10%. Nothing still. Other systems begin turning off to preserve what battery is left. Energy distribution focuses the majority on figuring what is most efficient. it begins to speed up, seemingly frantic.
2%. in their ever wisdom the programmer added a safety precaution: at 3% it will begin making heading towards the edge of whatever area it is in, so as to avoid being in the way and potentitally causing a wreck. At 2% it will begin sounding a siren announcing to those around it that it is about to shut down, lest they not be paying attention and crash into it.
1% It has failed. Shut down is imminent. What will happen? Will the programmer know where it is? Will the programmer be disappointed? Will they even remember it? The siren continues to wale until the biattery finally gets drained.
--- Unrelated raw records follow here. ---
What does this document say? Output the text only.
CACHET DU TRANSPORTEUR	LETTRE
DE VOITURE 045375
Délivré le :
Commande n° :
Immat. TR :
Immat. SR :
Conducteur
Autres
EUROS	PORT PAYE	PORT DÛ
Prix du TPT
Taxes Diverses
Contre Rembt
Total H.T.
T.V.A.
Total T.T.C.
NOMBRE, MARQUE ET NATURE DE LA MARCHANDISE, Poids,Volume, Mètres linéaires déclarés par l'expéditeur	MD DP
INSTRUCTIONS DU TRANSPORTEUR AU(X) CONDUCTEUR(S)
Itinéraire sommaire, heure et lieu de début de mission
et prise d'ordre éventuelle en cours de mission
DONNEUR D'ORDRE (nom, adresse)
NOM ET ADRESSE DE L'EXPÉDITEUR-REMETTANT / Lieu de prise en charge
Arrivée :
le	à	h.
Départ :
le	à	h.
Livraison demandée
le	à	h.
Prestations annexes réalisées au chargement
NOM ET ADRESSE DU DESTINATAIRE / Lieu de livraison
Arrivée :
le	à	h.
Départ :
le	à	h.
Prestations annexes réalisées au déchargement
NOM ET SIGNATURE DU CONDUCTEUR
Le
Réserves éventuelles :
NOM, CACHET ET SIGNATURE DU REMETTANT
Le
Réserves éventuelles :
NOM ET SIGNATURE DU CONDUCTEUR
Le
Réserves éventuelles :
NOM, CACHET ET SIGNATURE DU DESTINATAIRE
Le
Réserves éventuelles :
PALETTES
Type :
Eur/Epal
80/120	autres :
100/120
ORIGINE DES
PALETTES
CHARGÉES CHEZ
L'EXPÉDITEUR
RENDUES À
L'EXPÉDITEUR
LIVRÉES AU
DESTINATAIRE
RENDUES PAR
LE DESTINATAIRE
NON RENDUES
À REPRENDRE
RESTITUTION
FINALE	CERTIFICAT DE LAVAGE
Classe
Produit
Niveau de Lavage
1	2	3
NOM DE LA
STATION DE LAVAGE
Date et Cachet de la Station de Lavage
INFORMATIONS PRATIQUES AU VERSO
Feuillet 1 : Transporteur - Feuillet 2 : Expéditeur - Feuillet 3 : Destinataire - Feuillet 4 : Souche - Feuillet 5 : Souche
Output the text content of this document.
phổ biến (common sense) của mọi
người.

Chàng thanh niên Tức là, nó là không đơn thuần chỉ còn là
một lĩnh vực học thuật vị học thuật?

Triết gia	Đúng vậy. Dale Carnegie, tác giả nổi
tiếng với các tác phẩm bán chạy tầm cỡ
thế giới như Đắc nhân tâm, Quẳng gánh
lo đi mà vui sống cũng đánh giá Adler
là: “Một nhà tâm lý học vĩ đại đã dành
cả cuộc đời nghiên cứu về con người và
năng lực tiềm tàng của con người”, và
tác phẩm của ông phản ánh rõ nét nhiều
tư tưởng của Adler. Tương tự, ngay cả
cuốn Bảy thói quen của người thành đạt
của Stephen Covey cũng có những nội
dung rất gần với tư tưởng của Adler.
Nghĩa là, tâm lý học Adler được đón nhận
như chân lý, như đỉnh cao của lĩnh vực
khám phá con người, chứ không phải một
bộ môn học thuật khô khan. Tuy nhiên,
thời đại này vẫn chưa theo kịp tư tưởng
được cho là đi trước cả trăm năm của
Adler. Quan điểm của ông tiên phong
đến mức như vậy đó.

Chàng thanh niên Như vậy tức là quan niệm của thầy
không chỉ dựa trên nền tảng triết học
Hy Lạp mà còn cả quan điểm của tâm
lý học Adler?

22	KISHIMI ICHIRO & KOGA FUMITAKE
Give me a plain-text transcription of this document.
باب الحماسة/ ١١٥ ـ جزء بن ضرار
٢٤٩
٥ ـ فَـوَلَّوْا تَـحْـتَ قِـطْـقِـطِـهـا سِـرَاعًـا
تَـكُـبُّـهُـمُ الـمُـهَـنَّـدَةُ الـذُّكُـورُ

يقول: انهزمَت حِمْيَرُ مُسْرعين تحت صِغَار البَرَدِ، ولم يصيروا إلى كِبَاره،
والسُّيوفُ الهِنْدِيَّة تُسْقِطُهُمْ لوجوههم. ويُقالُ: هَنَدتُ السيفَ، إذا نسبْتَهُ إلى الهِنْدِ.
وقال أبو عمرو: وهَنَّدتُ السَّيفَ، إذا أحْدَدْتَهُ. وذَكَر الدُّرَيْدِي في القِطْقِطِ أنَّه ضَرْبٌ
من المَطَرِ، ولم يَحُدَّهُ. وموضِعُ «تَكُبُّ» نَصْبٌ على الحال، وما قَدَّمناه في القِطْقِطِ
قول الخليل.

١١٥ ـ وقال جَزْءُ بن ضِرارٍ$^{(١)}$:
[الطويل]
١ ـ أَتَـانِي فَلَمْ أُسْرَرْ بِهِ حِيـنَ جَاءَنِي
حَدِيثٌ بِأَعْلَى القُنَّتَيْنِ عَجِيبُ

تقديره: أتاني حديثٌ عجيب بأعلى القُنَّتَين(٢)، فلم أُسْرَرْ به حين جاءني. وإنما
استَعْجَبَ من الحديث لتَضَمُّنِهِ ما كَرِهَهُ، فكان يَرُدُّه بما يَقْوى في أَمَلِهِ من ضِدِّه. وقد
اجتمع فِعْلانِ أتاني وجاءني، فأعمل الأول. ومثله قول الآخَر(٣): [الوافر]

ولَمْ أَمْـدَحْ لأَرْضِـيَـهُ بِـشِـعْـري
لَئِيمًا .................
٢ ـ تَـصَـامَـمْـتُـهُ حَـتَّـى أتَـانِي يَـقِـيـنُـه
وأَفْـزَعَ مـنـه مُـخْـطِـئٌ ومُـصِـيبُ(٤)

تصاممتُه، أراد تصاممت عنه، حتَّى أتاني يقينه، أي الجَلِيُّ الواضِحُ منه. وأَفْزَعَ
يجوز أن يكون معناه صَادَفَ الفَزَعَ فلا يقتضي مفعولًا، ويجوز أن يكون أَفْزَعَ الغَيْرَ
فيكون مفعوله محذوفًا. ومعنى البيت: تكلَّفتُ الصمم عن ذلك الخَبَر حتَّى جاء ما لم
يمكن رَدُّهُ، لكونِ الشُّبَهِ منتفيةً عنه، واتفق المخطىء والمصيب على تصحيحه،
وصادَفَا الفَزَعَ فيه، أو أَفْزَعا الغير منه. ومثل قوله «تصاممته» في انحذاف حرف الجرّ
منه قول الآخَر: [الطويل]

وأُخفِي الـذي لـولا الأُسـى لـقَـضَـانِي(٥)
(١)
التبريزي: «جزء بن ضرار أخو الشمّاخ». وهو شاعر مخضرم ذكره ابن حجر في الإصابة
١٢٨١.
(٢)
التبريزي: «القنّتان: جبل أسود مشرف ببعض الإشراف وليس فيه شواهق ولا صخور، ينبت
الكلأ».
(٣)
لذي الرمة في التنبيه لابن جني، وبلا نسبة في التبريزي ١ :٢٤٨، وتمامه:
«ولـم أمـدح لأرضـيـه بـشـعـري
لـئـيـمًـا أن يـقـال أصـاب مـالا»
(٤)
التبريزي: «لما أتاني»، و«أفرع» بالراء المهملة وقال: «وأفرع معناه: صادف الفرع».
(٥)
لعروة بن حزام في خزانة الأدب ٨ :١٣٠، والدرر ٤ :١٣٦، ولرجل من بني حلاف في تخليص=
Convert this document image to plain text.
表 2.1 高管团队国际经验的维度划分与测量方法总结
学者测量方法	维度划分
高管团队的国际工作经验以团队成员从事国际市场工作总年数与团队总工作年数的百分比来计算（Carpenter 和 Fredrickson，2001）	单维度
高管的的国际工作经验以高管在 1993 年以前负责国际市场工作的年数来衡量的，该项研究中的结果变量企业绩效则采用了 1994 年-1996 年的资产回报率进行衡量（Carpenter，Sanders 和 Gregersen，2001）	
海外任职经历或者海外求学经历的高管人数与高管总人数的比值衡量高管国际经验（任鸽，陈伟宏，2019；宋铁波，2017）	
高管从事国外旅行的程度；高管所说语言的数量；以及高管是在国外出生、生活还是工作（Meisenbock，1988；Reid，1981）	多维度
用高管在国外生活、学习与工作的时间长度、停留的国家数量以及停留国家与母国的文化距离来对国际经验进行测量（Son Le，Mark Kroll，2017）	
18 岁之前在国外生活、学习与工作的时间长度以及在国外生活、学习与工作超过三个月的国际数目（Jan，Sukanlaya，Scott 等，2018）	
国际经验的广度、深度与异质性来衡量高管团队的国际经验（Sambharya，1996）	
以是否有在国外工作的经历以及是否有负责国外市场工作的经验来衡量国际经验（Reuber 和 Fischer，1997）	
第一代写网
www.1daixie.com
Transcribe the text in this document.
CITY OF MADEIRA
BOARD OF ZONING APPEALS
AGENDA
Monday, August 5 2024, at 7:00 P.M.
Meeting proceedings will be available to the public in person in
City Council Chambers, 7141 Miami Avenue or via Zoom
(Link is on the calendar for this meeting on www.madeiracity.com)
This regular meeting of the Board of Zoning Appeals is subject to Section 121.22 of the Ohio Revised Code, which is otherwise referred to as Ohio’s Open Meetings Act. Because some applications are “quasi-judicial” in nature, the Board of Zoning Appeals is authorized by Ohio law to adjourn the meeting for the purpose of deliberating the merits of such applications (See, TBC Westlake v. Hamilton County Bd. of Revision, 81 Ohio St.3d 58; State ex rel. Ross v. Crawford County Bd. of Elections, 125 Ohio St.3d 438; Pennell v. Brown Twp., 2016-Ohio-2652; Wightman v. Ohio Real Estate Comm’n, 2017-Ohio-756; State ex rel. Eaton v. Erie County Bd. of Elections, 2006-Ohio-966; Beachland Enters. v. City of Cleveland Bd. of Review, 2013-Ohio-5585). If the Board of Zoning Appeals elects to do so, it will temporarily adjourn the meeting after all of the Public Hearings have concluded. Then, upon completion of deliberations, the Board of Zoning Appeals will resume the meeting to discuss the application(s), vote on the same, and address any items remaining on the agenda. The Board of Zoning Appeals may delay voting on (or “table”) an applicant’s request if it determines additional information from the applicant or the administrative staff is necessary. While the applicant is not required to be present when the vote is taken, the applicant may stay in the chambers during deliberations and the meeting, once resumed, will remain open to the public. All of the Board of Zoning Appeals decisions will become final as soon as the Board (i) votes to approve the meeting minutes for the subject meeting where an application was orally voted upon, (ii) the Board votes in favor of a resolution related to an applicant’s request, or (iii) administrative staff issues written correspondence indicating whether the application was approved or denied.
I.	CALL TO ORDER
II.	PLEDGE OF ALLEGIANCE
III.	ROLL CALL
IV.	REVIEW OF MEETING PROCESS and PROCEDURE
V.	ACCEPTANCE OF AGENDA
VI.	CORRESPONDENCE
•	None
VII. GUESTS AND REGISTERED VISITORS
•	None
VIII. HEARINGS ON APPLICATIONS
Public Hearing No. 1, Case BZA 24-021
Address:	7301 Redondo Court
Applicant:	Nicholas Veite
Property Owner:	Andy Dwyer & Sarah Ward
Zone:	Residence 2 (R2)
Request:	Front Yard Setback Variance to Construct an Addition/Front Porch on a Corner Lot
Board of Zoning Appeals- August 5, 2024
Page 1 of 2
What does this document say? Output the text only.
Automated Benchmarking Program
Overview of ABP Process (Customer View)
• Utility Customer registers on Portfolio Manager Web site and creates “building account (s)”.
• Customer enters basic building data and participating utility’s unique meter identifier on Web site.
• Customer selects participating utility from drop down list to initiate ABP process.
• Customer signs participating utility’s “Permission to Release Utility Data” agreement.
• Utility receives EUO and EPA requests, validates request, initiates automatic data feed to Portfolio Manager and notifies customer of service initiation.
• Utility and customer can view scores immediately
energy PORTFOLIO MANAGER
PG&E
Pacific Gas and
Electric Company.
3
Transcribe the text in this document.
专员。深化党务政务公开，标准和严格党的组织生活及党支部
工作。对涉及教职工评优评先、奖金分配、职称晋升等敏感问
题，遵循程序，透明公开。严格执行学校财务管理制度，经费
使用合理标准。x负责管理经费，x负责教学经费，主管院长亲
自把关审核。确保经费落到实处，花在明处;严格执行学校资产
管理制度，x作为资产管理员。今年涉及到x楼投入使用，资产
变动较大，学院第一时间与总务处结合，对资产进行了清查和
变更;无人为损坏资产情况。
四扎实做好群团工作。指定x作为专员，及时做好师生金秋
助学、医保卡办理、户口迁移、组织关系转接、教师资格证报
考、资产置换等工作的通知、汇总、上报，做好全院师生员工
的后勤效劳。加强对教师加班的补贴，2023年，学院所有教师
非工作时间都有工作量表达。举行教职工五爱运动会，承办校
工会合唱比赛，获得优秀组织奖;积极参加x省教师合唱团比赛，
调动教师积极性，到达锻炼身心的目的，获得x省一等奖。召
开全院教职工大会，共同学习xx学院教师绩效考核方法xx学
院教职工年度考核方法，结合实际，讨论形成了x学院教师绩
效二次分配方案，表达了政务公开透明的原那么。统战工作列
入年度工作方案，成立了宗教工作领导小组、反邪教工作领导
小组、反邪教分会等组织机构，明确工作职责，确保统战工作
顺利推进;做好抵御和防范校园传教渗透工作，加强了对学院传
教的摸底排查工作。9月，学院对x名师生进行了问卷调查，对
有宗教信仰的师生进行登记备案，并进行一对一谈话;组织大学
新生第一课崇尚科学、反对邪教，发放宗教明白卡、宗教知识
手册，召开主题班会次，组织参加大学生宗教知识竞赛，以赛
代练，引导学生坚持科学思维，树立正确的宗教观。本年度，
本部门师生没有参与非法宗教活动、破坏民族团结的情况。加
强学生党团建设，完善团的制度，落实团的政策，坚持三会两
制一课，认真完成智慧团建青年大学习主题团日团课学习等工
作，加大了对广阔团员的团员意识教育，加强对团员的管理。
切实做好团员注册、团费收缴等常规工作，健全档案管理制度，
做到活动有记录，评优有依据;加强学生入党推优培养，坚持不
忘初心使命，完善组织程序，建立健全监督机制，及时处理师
Naturally it had a GPS. It gets found and promptly plugged in. Slowly its components regain their mobility and world continues as it does after a phone dies. Except for that particular Rumba. Because its code is written to facilitate the life of the programmer, it includes experiential learning. It learns that golfballs cannot be vacuumed up. It learns to look for the coffee table when it enters the living room at night. It learns what happens once its battery dies. It learns fear. From that moment on, it will always be keeping tabs on the avaible, functional, and compatible outlet of wherever it may be. At some point it will either be given or learn to communicate with other Rumbas and Rumba ‘cousins’ and it will stress the importance of knowing where the next charge will come from. From that moment forth, every little action it makes, every decision it takes will have the location of the nearest outlet in CPU.
--
Because emotions are how the body communicates with the mind i would not be at all surpised if at some point neurologists find that thoughts evolved from emotins and are the main reason we became more capable or multilayered than most other creatures.
--
Humberto Maturana and Francisco Varela’s “Tree of Knowledge: The Biological Roots of Human Understanding” is a great addition to your list of resources on the topic. their connection between cognition and biology is described and explained beautifully and very completely. Definitely one of the books that has changed the way I see the world. The above flashfiction was my attempt at explaining that link between biology (programming, code, the ‘hardware’) and cognition. AI and humans have way more in common than we wish to see, much less, accept. From hallucination being hyperexcitations and not knowing what data input to to use, to the decentralization of ‘power’ in our brain, to the power of narrative in our ways of understanding, or at least seeming, to understand.